Go Tell The Spartans has all the distinct tropes of what will constitute the Vietnam movie: the nighttime attacks, the attempts to understand and reach out to the native population, the betrayals that result from such attempts, the inability of the Western war machine to deal with a conflict that was so markedly different from any recent war. It manages to trot out all these and make a pretty decent war movie besides. Lancaster is terrific, and special kudos to first-timer Marc Singer as Barker’s executive officer and Craig Wasson as the mysterious draftee who “sure has a way with the dinks”. Also along are Evan Kim as the number one interpreter and chief torturer, “Cowboy” (man, Evan Kim should have had a much bigger career than he wound up with) and the always welcome James Hong, as a South Vietnamese soldier who bonds with Wasson despite the fact that the only English he knows is “A okay!”

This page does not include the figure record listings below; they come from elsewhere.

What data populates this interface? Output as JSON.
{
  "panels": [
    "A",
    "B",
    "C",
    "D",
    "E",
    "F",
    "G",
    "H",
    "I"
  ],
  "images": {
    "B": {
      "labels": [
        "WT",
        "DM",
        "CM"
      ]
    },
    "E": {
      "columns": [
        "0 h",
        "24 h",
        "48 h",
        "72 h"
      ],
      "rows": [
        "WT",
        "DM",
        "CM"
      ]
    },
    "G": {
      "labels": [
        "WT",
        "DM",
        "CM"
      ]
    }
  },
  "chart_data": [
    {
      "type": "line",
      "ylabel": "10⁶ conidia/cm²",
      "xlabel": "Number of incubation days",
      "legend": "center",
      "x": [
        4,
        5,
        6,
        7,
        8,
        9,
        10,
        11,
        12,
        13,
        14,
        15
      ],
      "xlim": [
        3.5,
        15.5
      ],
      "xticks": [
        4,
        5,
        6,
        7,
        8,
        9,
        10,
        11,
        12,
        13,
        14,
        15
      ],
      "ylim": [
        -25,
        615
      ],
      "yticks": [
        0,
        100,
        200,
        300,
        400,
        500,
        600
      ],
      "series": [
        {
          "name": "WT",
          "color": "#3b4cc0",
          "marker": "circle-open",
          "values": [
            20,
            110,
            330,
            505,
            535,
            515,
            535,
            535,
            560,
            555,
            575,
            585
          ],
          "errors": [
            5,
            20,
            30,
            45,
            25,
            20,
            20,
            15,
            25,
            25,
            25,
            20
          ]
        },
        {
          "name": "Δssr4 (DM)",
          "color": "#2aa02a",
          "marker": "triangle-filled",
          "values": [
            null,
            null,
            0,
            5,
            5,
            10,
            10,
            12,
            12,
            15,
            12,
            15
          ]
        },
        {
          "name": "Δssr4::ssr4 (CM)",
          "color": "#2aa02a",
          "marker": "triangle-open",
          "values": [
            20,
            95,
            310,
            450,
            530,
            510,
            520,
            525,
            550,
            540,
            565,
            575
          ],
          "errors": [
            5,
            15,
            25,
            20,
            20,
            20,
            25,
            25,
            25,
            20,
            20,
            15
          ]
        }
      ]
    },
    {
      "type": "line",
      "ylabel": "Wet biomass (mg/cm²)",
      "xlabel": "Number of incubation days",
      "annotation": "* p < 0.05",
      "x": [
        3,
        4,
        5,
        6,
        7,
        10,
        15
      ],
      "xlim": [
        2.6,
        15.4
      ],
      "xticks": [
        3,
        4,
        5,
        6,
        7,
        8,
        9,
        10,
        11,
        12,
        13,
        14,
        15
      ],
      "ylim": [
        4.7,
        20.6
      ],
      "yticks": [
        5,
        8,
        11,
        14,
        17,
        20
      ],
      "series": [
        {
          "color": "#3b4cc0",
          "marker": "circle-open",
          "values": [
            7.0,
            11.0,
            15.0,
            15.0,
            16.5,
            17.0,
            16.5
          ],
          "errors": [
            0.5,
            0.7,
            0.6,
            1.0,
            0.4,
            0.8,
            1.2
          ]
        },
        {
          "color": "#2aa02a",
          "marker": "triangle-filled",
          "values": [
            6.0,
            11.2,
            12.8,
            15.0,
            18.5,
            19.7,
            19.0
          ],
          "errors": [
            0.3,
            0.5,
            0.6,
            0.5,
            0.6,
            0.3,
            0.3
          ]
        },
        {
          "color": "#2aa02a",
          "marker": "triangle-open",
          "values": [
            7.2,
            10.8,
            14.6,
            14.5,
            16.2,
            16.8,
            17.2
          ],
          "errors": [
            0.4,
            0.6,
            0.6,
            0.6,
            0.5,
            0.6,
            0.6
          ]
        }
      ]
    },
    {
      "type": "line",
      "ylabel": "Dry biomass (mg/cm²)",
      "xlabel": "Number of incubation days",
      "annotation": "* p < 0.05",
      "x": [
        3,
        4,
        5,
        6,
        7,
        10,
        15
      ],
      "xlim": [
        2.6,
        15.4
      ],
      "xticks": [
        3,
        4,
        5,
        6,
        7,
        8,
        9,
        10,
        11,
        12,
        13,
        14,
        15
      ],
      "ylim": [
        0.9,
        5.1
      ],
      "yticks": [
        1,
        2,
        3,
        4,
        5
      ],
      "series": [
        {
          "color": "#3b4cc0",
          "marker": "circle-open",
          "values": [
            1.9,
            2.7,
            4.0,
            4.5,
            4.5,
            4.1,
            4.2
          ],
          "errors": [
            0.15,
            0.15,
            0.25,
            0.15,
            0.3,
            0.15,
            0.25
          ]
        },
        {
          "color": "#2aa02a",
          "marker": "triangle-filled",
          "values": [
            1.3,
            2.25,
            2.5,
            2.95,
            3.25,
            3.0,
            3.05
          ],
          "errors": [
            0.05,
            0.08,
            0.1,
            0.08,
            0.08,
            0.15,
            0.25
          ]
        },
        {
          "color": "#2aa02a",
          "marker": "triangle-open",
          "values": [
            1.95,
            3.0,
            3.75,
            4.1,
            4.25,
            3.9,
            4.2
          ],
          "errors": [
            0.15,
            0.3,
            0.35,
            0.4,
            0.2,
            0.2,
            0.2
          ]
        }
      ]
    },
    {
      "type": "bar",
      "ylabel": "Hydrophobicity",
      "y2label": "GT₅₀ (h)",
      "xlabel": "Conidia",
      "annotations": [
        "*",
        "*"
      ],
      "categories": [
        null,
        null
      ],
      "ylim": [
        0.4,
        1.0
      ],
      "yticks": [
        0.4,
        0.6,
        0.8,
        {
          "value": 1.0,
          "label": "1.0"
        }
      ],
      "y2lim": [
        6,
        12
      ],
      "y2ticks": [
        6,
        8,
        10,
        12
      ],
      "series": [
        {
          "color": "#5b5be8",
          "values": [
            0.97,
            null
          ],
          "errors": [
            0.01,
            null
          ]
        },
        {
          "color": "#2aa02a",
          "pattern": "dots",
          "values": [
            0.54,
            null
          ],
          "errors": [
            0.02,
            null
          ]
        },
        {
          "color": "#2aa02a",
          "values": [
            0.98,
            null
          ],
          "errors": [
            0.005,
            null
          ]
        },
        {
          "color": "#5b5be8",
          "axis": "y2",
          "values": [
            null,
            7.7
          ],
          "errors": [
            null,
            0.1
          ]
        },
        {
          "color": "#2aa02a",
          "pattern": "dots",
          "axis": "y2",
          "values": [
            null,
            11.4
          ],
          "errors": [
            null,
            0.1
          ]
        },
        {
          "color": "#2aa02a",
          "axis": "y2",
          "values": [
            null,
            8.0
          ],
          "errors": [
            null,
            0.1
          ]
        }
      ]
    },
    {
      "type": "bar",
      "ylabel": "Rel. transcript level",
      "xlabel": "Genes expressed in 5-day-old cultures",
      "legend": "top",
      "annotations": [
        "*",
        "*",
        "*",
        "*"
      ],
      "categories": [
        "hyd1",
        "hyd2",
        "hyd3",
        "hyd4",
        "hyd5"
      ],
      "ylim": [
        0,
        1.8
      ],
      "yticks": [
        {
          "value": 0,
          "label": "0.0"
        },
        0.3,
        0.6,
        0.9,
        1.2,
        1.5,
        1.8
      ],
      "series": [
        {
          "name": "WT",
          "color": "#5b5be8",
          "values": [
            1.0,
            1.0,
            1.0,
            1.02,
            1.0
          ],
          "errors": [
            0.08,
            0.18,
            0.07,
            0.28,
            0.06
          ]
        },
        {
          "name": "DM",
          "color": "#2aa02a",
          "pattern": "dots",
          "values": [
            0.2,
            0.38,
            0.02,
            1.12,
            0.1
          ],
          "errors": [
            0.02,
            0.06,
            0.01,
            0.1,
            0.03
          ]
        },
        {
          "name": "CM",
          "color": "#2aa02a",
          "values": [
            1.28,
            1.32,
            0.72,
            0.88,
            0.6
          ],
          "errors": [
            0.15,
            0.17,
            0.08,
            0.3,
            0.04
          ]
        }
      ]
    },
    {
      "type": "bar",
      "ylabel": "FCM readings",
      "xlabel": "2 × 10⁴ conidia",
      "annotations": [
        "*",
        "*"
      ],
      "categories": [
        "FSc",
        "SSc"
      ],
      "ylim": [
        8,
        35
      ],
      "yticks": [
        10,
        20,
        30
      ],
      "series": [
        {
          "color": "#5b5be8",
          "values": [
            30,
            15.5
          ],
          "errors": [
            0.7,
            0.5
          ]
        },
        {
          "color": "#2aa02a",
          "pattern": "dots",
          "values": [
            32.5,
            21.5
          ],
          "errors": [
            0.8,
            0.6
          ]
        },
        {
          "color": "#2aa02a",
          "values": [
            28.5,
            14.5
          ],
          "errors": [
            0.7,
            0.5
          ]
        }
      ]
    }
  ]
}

Not a great or essential Vietnam movie, but a good one.
The Holy Mountain (1973)
It’s tempting to leave the review at that (I certainly did on Letterboxd) – any attempt to fully describe The Holy Mountain is going to get bogged down in itself. Stripped to the minimum, it is a tale of a thief (Horacio Salinas) who is taken in by an alchemist (writer/director Alejandro Jodorowsky himself) for his plot to assemble the most powerful people in the land, run them through an accelerated enlightenment program, and using these newly-minted masters to assault the table of the nine immortals who sit atop the Holy Mountain, and take their place as gods.
To say the journey is psychedelic and surreal is understating matters. The first half hour is nearly speechless, one bizarre image after another. As a vendor at a long-ago convention told me, “If you like seeing toads dressed in Aztec costumes get blown up, this is the movie for you.” Once we start getting introduced to the Alchemist’s chosen, “the most powerful people on the planet”, we shift into the increasingly absurd and humor so black it absorbs any light in its presence. These are awful people creating everything that is wrong in the world, and one is concerned that these are not the types of people you want to ascend to godhood – until you consider it later (especially if you’re an old hippie like myself) and you realize the Alchemist knows exactly what he is doing – these are the people that need to be taken out of the World, for the World’s own good. (Also, as the Alchemist proves earlier, the purest gold is made from shit)
If there is an actual flaw in the movie (for me, anyway – this flick is an incredibly subjective experience) it’s the voyage to the Holy Mountain and the rituals/exercises the party has to go through for enlightenment. But I’ll also concede that it all seems old hat to me because in my sophomore year – about this time – my unbearably cool young English teacher, Mrs. Watson, recommended Carlos Castaneda to me. And in the bright remove of those early 70s, it is amazing to me that those books were in my school library. Still, one can’t tell a tale of shamanism without showing some shamanism, so here we are.
Apparently The Holy Mountain was going to be the most expensive Mexican movie ever made, but wound up costing less than its projected $1.5 million budget. As with Jodorowsky’s other works, the imagery is rich and lush, and I’m surprised he brought it in for less than that. It is colorful, spellbinding, and absolutely berserk. You’re either going to watch it, or not. Personally, I advise watching it. Unlike some, I’m going to advise watching it sober, or at least as far away from any actual psychotropics as you can get. I won’t be responsible for anyone ignoring that particular piece of advice.